I was happy as an amalgam of crystals
on that blizzard swept slope,
but curious about the dying world
of the parasitic, bald apes.

My sculptor, Quincy Macquarie, has no faith in quarrymen,
It took seventeen Sherpa’s to wheel my finished form
down ten miles of precipice bordered goat trails.
I was loaded by the mother of all forklifts
on to a decommissioned Black Hawk helicopter.

This is my ninety ninth gallery.
I’ve had stints in the Louvre, Hollywood sets,
the National Museum of Korea
and Kim Jong-Un’s palatial bedroom;
aren’t I glad that’s over.
I currently reside on the penthouse level
of birthday world,
an art amusement park.
The graffiti roller coaster
looks set to grow beyond the walls
of this towering monument to the ridiculous.

There are peepholes in my skull.
A schoolkid is gawking at my pseudo cerebellum.
My brain is a solution of honey and water,
in wrinkly, grey plastic.
I need it like relaxation therapy needs Death Metal.
My thinking apparatus is purely subatomic.

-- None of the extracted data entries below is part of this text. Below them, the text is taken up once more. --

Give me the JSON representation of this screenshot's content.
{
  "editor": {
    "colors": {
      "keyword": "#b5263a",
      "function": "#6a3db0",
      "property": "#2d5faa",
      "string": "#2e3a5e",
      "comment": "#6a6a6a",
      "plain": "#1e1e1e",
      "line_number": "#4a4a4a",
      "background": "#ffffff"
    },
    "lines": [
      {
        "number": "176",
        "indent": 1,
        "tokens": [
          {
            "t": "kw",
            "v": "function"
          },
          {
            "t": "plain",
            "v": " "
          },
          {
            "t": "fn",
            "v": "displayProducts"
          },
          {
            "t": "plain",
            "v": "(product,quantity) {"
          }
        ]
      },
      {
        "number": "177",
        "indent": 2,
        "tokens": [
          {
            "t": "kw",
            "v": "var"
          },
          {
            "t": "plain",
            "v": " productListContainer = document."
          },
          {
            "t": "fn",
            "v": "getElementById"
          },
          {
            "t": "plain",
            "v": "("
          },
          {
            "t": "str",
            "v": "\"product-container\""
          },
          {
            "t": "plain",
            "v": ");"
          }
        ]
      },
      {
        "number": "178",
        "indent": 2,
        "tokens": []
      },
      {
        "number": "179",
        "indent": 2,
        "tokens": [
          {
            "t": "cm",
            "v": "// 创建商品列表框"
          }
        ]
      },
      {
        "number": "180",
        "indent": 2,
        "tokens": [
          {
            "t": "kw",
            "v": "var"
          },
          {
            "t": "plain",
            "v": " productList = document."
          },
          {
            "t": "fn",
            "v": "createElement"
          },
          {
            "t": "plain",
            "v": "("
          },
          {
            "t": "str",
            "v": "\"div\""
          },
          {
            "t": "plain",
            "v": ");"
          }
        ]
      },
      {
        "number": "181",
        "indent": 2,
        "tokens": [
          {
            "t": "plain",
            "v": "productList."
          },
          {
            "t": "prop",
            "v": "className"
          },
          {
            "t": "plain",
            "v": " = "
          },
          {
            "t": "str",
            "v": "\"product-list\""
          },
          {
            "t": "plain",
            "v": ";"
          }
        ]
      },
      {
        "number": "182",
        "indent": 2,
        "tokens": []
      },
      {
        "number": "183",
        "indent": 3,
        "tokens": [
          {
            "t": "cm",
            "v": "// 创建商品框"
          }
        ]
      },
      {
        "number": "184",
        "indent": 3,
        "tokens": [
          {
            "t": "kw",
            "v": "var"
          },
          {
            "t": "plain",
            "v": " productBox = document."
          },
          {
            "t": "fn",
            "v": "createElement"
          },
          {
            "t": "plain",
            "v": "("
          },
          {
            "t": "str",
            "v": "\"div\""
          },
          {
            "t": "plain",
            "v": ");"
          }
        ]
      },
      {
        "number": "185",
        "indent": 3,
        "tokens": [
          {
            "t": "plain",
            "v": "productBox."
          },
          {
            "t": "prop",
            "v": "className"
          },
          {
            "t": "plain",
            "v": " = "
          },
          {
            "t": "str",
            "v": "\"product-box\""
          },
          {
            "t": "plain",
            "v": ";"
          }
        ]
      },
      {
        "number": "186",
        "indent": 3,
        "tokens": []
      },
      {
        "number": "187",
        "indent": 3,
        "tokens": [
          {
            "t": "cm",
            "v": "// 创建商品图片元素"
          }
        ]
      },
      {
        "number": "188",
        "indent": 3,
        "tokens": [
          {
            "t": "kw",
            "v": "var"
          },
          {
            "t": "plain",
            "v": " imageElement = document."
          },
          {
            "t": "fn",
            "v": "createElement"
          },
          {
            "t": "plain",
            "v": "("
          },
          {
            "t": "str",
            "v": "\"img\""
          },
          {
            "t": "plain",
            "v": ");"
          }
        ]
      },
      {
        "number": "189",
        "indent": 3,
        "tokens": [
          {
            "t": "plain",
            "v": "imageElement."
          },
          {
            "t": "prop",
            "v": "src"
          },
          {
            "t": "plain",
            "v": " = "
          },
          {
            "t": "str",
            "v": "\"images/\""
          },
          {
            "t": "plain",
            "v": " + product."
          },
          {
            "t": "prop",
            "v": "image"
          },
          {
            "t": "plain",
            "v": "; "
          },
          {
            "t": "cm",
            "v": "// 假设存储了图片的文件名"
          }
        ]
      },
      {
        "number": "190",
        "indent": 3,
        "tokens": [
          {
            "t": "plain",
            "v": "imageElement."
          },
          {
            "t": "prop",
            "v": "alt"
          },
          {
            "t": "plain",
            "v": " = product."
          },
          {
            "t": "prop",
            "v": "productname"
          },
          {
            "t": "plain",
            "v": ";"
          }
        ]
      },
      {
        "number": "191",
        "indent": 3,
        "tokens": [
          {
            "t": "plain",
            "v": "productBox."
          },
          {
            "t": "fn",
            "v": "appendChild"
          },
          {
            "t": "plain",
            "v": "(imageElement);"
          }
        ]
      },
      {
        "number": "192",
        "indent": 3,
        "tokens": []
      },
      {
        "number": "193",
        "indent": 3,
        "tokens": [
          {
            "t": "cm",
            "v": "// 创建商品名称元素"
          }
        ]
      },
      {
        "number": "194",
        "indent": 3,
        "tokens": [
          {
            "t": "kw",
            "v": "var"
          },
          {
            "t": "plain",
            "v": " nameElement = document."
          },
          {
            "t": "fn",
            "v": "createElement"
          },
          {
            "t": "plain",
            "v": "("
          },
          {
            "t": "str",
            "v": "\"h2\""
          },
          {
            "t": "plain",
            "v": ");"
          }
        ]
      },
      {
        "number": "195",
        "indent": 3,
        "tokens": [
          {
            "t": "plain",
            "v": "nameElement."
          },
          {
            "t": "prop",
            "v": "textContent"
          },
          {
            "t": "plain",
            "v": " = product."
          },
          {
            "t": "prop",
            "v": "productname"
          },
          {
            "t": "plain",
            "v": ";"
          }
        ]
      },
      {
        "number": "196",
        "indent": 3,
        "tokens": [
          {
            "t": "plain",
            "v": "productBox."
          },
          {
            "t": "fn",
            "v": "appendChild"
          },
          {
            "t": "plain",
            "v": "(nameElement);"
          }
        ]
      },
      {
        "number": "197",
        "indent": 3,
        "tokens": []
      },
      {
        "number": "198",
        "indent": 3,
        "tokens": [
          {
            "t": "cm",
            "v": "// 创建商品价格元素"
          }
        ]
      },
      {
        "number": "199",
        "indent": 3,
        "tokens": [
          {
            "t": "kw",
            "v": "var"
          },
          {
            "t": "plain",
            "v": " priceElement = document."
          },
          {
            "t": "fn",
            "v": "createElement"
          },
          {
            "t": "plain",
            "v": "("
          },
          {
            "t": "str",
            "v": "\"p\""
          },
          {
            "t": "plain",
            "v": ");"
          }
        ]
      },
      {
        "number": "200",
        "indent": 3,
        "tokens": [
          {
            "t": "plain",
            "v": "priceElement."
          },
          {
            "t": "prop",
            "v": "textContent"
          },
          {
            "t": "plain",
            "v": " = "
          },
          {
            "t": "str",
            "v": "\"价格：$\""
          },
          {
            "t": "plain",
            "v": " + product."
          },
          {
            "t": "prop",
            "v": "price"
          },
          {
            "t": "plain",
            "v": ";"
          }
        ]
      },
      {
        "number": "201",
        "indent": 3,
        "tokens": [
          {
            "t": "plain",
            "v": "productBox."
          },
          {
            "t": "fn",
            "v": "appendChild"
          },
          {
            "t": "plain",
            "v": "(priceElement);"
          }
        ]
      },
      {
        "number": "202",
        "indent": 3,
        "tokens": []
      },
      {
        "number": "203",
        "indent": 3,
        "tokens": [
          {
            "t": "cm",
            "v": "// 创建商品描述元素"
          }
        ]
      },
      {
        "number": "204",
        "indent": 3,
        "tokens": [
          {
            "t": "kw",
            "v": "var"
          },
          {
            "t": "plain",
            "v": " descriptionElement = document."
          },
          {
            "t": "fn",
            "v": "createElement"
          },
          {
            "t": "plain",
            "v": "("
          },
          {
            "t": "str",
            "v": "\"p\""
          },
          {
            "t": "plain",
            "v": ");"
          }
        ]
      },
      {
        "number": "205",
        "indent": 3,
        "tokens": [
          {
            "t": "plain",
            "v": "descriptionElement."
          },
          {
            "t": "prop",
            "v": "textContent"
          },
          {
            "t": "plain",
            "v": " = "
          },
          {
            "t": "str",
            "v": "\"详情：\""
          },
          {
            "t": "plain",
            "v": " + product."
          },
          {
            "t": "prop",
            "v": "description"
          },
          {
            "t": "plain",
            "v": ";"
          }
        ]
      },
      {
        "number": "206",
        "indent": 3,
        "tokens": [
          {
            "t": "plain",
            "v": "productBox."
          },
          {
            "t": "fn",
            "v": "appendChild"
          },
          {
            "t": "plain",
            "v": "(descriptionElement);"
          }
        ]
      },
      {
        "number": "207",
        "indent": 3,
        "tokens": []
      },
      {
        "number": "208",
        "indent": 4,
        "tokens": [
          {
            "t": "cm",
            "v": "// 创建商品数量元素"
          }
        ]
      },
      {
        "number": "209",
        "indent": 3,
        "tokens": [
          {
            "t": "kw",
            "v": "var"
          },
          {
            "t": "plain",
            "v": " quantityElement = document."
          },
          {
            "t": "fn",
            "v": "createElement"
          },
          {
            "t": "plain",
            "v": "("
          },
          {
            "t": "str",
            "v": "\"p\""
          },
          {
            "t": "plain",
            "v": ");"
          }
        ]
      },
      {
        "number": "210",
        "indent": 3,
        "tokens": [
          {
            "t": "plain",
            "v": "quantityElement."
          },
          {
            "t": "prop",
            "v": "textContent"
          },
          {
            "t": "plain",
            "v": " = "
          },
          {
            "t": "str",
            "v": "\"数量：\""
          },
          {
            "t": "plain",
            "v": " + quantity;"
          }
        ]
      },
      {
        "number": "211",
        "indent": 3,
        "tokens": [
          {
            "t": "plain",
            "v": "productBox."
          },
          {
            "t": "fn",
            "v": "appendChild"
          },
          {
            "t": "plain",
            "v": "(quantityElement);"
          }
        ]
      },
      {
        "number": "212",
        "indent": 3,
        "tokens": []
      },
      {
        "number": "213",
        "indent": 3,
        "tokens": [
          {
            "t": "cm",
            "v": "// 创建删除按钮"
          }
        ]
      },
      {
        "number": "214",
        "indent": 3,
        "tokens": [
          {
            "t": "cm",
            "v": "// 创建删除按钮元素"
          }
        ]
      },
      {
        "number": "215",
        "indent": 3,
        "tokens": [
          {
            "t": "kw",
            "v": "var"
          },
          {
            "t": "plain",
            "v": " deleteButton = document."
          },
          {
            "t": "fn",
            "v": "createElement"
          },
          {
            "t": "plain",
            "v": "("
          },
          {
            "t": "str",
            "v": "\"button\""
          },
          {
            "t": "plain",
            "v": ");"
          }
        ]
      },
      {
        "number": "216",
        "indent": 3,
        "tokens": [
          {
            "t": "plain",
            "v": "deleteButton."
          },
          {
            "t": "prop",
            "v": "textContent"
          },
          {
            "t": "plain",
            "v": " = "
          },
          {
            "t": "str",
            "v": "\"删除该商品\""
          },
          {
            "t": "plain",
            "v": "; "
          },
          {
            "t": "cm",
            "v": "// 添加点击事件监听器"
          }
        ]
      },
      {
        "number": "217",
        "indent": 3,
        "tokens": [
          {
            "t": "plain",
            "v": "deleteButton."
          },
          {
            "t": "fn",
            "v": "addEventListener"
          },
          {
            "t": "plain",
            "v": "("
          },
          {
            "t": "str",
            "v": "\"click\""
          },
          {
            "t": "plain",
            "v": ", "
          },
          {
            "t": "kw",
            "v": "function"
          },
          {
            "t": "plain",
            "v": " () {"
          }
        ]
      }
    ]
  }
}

Wow, someone dedicated a hectare of wall space
to a photograph of a jumper
knitted by an Alzheimers victim.
It’s as shoddy as the web of an acid tripping orb weaver
and as boring as an entire continent
reduced to a salt pan.
Thankfully, time is relative to the speed of perception.
Mistakes are fast forwarded
and slow motion reserved
for the likes of Marilyn Monroe.
During my Hollywood era I was her telepathic shrink.
Assuming I’m as innocent as a teddy bear
she practised the subway grate scene
in front of me countless times.
I can assure you she wasn’t wearing lace edged virginal white.

New York’s Metropolitan Museum of Art awaits.
Eventually I’d like to combine my interests
in hang gliding, volcanoes and euthanasia.
When I was a little pebble,
I wondered what was all the hullabaloo about youth in Asia.
I look forward to Armageddon.
Live volcanoes will be plentiful then.